Piper

In this section, we describe how to convert piper pre-trained models from https://huggingface.co/rhasspy/piper-voices.

Hint

You can find all of the converted models from piper in the following address:

If you want to convert your own pre-trained piper models or if you want to learn how the conversion works, please read on.

Otherwise, you only need to download the converted models from the above link.

Note that there are pre-trained models for over 30 languages from piper. All models share the same converting method, so we use an American English model in this section as an example.

Install dependencies

pip install onnx onnxruntime

Hint

We suggest that you always use the latest version of onnxruntime.

Find the pre-trained model from piper

All American English models from piper can be found at https://huggingface.co/rhasspy/piper-voices/tree/main/en/en_US.

We use https://huggingface.co/rhasspy/piper-voices/tree/main/en/en_US/amy/low as an example in this section.

Download the pre-trained model

We need to download two files for each model:

wget https://huggingface.co/rhasspy/piper-voices/resolve/main/en/en_US/amy/low/en_US-amy-low.onnx
wget https://huggingface.co/rhasspy/piper-voices/resolve/main/en/en_US/amy/low/en_US-amy-low.onnx.json

Add meta data to the onnx model

Please use the following code to add meta data to the downloaded onnx model.

#!/usr/bin/env python3

import json
import os
from typing import Any, Dict

import onnx


def add_meta_data(filename: str, meta_data: Dict[str, Any]):
    """Add meta data to an ONNX model.
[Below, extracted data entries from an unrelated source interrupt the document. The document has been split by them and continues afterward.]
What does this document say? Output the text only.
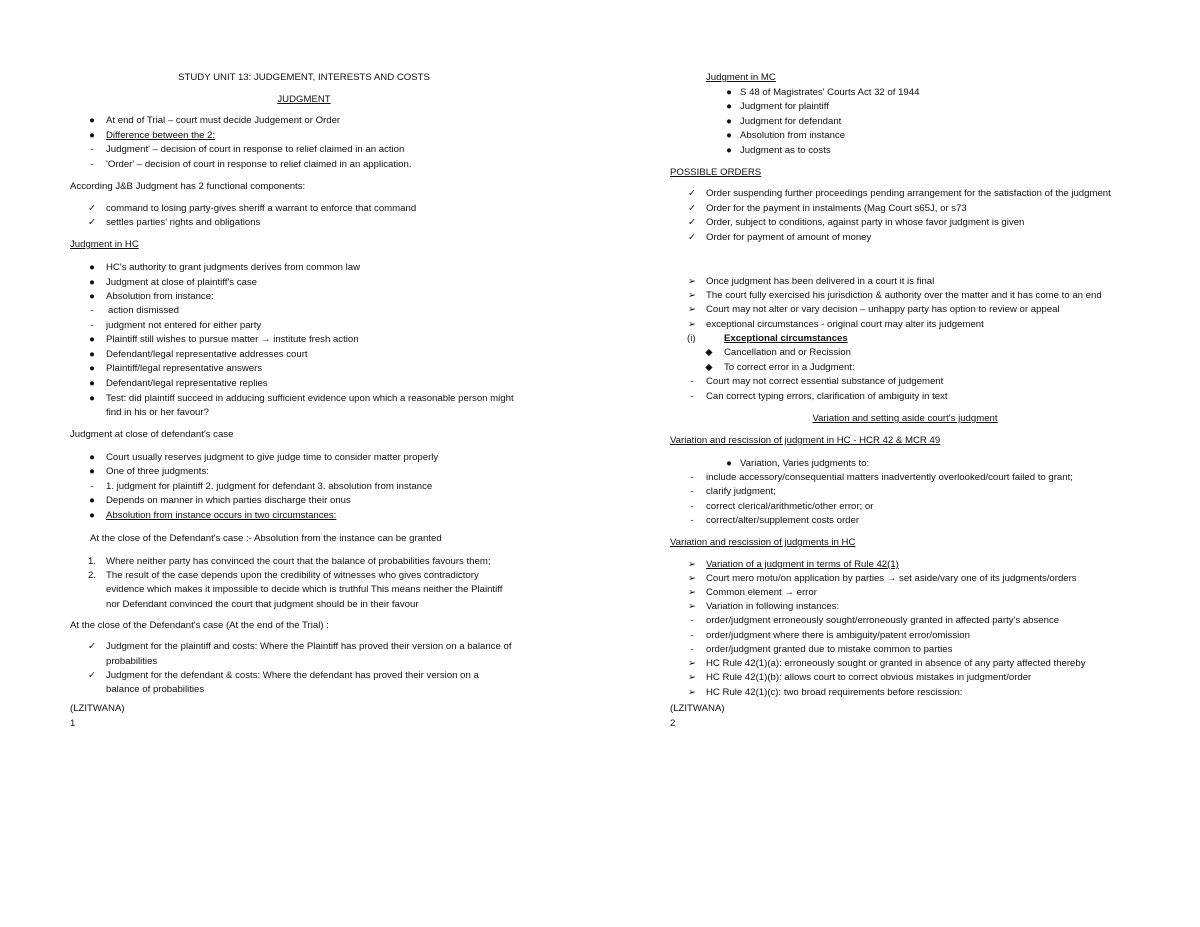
STUDY UNIT 13: JUDGEMENT, INTERESTS AND COSTS
JUDGMENT
●	At end of Trial – court must decide Judgement or Order
●	Difference between the 2:
-	Judgment' – decision of court in response to relief claimed in an action
-	'Order' – decision of court in response to relief claimed in an application.
According J&B Judgment has 2 functional components:
✓	command to losing party-gives sheriff a warrant to enforce that command
✓	settles parties' rights and obligations
Judgment in HC
●	HC's authority to grant judgments derives from common law
●	Judgment at close of plaintiff's case
●	Absolution from instance:
-	action dismissed
-	judgment not entered for either party
●	Plaintiff still wishes to pursue matter → institute fresh action
●	Defendant/legal representative addresses court
●	Plaintiff/legal representative answers
●	Defendant/legal representative replies
●	Test: did plaintiff succeed in adducing sufficient evidence upon which a reasonable person might
find in his or her favour?
Judgment at close of defendant's case
●	Court usually reserves judgment to give judge time to consider matter properly
●	One of three judgments:
-	1. judgment for plaintiff 2. judgment for defendant 3. absolution from instance
●	Depends on manner in which parties discharge their onus
●	Absolution from instance occurs in two circumstances:
At the close of the Defendant's case :- Absolution from the instance can be granted
1.	Where neither party has convinced the court that the balance of probabilities favours them;
2.	The result of the case depends upon the credibility of witnesses who gives contradictory
evidence which makes it impossible to decide which is truthful This means neither the Plaintiff
nor Defendant convinced the court that judgment should be in their favour
At the close of the Defendant's case (At the end of the Trial) :
✓	Judgment for the plaintiff and costs: Where the Plaintiff has proved their version on a balance of
probabilities
✓	Judgment for the defendant & costs: Where the defendant has proved their version on a
balance of probabilities
(LZITWANA)
1
Judgment in MC
● S 48 of Magistrates' Courts Act 32 of 1944
● Judgment for plaintiff
● Judgment for defendant
● Absolution from instance
● Judgment as to costs
POSSIBLE ORDERS
✓	Order suspending further proceedings pending arrangement for the satisfaction of the judgment
✓	Order for the payment in instalments (Mag Court s65J, or s73
✓	Order, subject to conditions, against party in whose favor judgment is given
✓	Order for payment of amount of money
➢	Once judgment has been delivered in a court it is final
➢	The court fully exercised his jurisdiction & authority over the matter and it has come to an end
➢	Court may not alter or vary decision – unhappy party has option to review or appeal
➢	exceptional circumstances - original court may alter its judgement
(i)	Exceptional circumstances
◆	Cancellation and or Recission
◆	To correct error in a Judgment:
-	Court may not correct essential substance of judgement
-	Can correct typing errors, clarification of ambiguity in text
Variation and setting aside court's judgment
Variation and rescission of judgment in HC - HCR 42 & MCR 49
● Variation, Varies judgments to:
-	include accessory/consequential matters inadvertently overlooked/court failed to grant;
-	clarify judgment;
-	correct clerical/arithmetic/other error; or
-	correct/alter/supplement costs order
Variation and rescission of judgments in HC
➢	Variation of a judgment in terms of Rule 42(1)
➢	Court mero motu/on application by parties → set aside/vary one of its judgments/orders
➢	Common element → error
➢	Variation in following instances:
-	order/judgment erroneously sought/erroneously granted in affected party's absence
-	order/judgment where there is ambiguity/patent error/omission
-	order/judgment granted due to mistake common to parties
➢	HC Rule 42(1)(a): erroneously sought or granted in absence of any party affected thereby
➢	HC Rule 42(1)(b): allows court to correct obvious mistakes in judgment/order
➢	HC Rule 42(1)(c): two broad requirements before rescission:
(LZITWANA)
2
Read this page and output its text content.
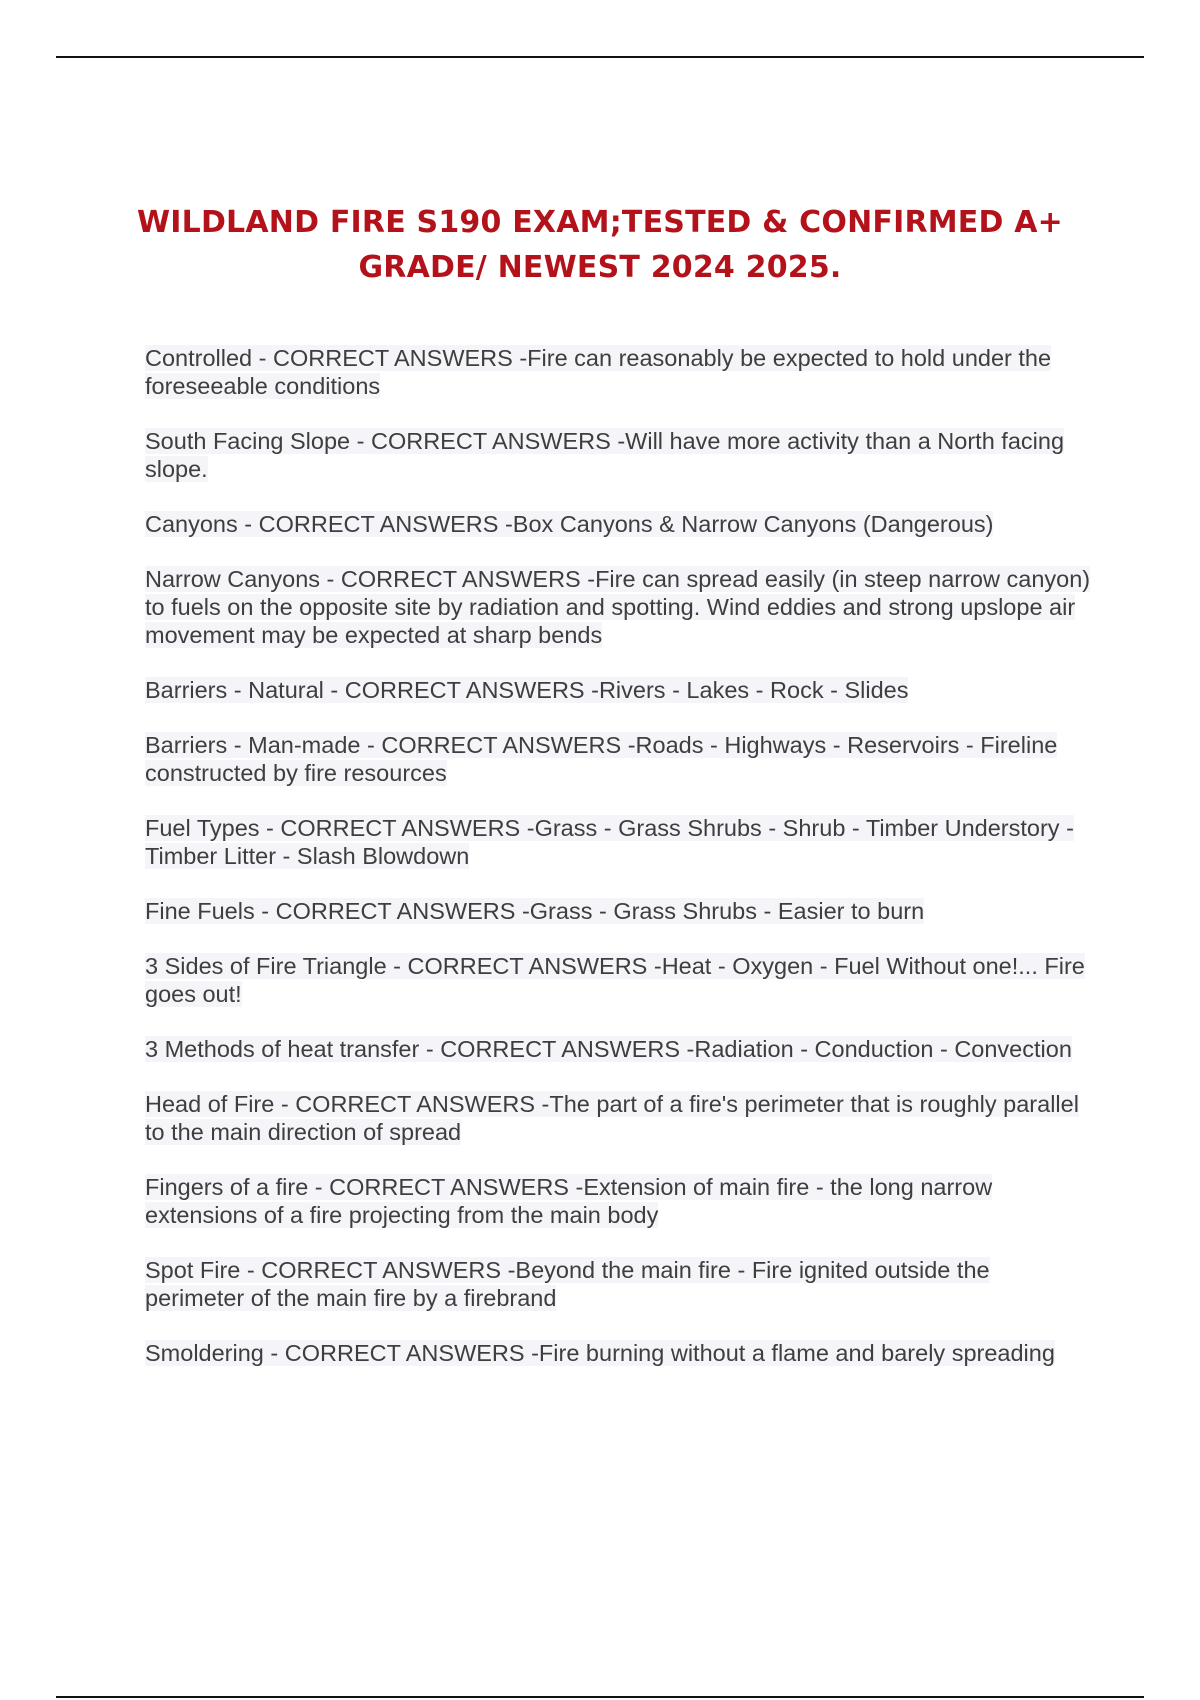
WILDLAND FIRE S190 EXAM;TESTED & CONFIRMED A+
GRADE/ NEWEST 2024 2025.
Controlled - CORRECT ANSWERS -Fire can reasonably be expected to hold under the foreseeable conditions
South Facing Slope - CORRECT ANSWERS -Will have more activity than a North facing slope.
Canyons - CORRECT ANSWERS -Box Canyons & Narrow Canyons (Dangerous)
Narrow Canyons - CORRECT ANSWERS -Fire can spread easily (in steep narrow canyon) to fuels on the opposite site by radiation and spotting. Wind eddies and strong upslope air movement may be expected at sharp bends
Barriers - Natural - CORRECT ANSWERS -Rivers - Lakes - Rock - Slides
Barriers - Man-made - CORRECT ANSWERS -Roads - Highways - Reservoirs - Fireline constructed by fire resources
Fuel Types - CORRECT ANSWERS -Grass - Grass Shrubs - Shrub - Timber Understory - Timber Litter - Slash Blowdown
Fine Fuels - CORRECT ANSWERS -Grass - Grass Shrubs - Easier to burn
3 Sides of Fire Triangle - CORRECT ANSWERS -Heat - Oxygen - Fuel Without one!... Fire goes out!
3 Methods of heat transfer - CORRECT ANSWERS -Radiation - Conduction - Convection
Head of Fire - CORRECT ANSWERS -The part of a fire's perimeter that is roughly parallel to the main direction of spread
Fingers of a fire - CORRECT ANSWERS -Extension of main fire - the long narrow extensions of a fire projecting from the main body
Spot Fire - CORRECT ANSWERS -Beyond the main fire - Fire ignited outside the perimeter of the main fire by a firebrand
Smoldering - CORRECT ANSWERS -Fire burning without a flame and barely spreading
It is changed in-place.

    Args:
      filename:
        Filename of the ONNX model to be changed.
      meta_data:
        Key-value pairs.
    """
    model = onnx.load(filename)
    for key, value in meta_data.items():
        meta = model.metadata_props.add()
        meta.key = key
        meta.value = str(value)

    onnx.save(model, filename)


def load_config(model):
    with open(f"{model}.json", "r") as file:
        config = json.load(file)
    return config


def generate_tokens(config):
    id_map = config["phoneme_id_map"]
    with open("tokens.txt", "w", encoding="utf-8") as f:
        for s, i in id_map.items():
            f.write(f"{s} {i[0]}\n")
    print("Generated tokens.txt")


def main():
    # Caution: Please change the filename
    filename = "en_US-amy-low.onnx"

    # The rest of the file should not be changed.
    # You only need to change the above filename = "xxx.onxx" in this file

    config = load_config(filename)

    print("generate tokens")
    generate_tokens(config)

    print("add model metadata")
    meta_data = {
        "model_type": "vits",
        "comment": "piper",  # must be piper for models from piper
        "language": config["language"]["name_english"],
        "voice": config["espeak"]["voice"],  # e.g., en-us
        "has_espeak": 1,
        "n_speakers": config["num_speakers"],
        "sample_rate": config["audio"]["sample_rate"],
    }
    print(meta_data)
    add_meta_data(filename, meta_data)


main()

After running the above script, your en_US-amy-low.onnx is updated with meta data and it also generates a new file tokens.txt.

From now on, you don’t need the config json file en_US-amy-low.onnx.json any longer.

Download espeak-ng-data

wget https://github.com/k2-fsa/sherpa-onnx/releases/download/tts-models/espeak-ng-data.tar.bz2
tar xf espeak-ng-data.tar.bz2

Note that espeak-ng-data.tar.bz2 is shared by all models from piper, no matter which language your are using for your model.

Test your converted model

To have a quick test of your converted model, you can use

pip install sherpa-onnx

to install sherpa-onnx and then use the following commands to test your model:

# The command "pip install sherpa-onnx" will install several binaries,
# including the following one

which sherpa-onnx-offline-tts

sherpa-onnx-offline-tts \
  --vits-model=./en_US-amy-low.onnx \
  --vits-tokens=./tokens.txt \
  --vits-data-dir=./espeak-ng-data \
  --output-filename=./test.wav \
  "How are you doing? This is a text-to-speech application using next generation Kaldi."

The above command should generate a wave file test.wav.

Wave filename Content Text
test.wav How are you doing? This is a text-to-speech application using next generation Kaldi.

Congratulations! You have successfully converted a model from piper and run it with sherpa-onnx.